Angesichts einer drohenden Gewitterfront entschied sich die kleine Gruppe der Interessierten für ein Verweilen unter dem Vordach der Stadtbücherei in Stüttings Mühle. Nachhaltiges Einkaufen beginnt mit der Auswahl des Verkehrsmittels auf dem Weg zum Geschäft, also Fahrrad statt SUV. Der neue Radweg im Westertal lädt dazu ein.

Aber dann kommt die Frage nach den Gütesiegeln auf den Waren des täglichen Bedarfs: Wie aussagekräftig sind sie eigentlich für die sozialen und ökologischen Kriterien in der Lieferkette vom Rohstoff über die Verarbeitung bis zum Handel? Auf der Grundlage des Label-Checks der Christlichen Initiative Romero (CIR) konnten die Teilnehmerinnen sich einen Überblick verschaffen. Nur wenige Label sind wirklich gut bewertet, die meisten mittelmäßig oder mangelhaft.
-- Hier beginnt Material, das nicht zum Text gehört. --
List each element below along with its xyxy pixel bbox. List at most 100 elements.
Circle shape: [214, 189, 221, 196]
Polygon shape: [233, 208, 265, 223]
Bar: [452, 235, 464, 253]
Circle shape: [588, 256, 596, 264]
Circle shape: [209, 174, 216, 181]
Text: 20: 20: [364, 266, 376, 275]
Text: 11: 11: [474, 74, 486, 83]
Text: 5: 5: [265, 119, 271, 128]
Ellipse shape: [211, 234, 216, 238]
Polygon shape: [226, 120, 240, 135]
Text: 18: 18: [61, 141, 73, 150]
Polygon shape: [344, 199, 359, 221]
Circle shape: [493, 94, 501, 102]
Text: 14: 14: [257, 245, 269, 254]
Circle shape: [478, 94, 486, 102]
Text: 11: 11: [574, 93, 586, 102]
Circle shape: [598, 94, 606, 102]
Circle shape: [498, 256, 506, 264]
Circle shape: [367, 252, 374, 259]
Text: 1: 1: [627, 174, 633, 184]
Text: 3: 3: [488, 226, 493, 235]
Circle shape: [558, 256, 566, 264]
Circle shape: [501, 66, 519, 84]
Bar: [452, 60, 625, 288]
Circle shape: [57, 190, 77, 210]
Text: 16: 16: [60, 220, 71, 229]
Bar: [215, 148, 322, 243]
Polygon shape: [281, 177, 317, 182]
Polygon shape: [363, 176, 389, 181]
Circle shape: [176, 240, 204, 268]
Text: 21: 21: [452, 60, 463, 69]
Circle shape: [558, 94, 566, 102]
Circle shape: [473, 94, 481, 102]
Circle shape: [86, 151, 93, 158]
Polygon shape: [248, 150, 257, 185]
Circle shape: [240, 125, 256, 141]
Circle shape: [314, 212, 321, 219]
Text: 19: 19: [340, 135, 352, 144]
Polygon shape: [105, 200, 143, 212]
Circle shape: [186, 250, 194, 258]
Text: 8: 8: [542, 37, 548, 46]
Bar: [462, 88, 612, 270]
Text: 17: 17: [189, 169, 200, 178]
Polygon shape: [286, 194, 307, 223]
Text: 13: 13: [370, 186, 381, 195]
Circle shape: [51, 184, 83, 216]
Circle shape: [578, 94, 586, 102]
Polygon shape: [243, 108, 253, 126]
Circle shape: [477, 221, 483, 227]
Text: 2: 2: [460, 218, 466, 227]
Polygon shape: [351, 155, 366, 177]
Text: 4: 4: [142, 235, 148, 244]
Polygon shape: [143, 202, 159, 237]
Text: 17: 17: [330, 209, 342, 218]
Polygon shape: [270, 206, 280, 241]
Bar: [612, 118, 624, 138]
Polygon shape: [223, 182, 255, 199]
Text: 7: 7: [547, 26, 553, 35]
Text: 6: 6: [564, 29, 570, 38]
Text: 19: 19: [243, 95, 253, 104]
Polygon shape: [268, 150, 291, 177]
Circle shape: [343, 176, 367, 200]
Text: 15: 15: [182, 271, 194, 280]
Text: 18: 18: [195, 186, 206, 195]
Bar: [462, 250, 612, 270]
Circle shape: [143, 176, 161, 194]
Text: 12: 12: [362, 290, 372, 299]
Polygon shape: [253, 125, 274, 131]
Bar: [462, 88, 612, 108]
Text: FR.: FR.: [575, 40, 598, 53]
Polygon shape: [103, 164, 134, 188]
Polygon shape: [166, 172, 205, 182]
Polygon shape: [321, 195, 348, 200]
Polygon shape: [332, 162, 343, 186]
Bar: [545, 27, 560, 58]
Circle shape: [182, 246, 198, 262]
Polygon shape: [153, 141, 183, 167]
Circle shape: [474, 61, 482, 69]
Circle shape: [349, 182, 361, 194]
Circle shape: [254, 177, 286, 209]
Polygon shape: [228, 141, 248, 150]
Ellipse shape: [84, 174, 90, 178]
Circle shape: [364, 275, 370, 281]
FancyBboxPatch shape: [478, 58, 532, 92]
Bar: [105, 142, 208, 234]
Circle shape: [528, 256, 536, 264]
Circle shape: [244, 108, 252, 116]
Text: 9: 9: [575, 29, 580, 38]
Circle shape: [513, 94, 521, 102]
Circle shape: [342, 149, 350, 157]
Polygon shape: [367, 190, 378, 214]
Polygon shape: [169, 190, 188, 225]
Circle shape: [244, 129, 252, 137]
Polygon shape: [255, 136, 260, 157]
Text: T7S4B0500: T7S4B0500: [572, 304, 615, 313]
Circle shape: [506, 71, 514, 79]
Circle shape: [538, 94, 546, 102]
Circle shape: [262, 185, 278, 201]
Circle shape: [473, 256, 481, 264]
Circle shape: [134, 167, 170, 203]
Konzerne wollen damit oft einen guten Eindruck bei der Kundschaft machen, genannt „Greenwashing“.

So schneidet das EU-Bio-Label im Bereich Ökologie nur mittelmäßig bis unzureichend ab, vor allem im Vergleich mit Bioland, Demeter oder Naturland. Vertrauenswürdig im Bereich Soziales sind vor allem das GEPA- oder Fairtrade-Gütesiegel und für Kleidung das FWF-Siegel oder Hess-Natur-Label.

Zum Schluss gab es noch ein Merkblatt mit Tipps für nachhaltiges regionales Einkaufen, Wertschätzung von Lebensmitteln, sowie lange Nutzungsdauer von Kleidung und anderen Waren. Die Übersicht über das Label-Labyrinth gibt es kostenlos im Weltladen in der Wilkestraße 11, täglich geöffnet von 17-18 Uhr.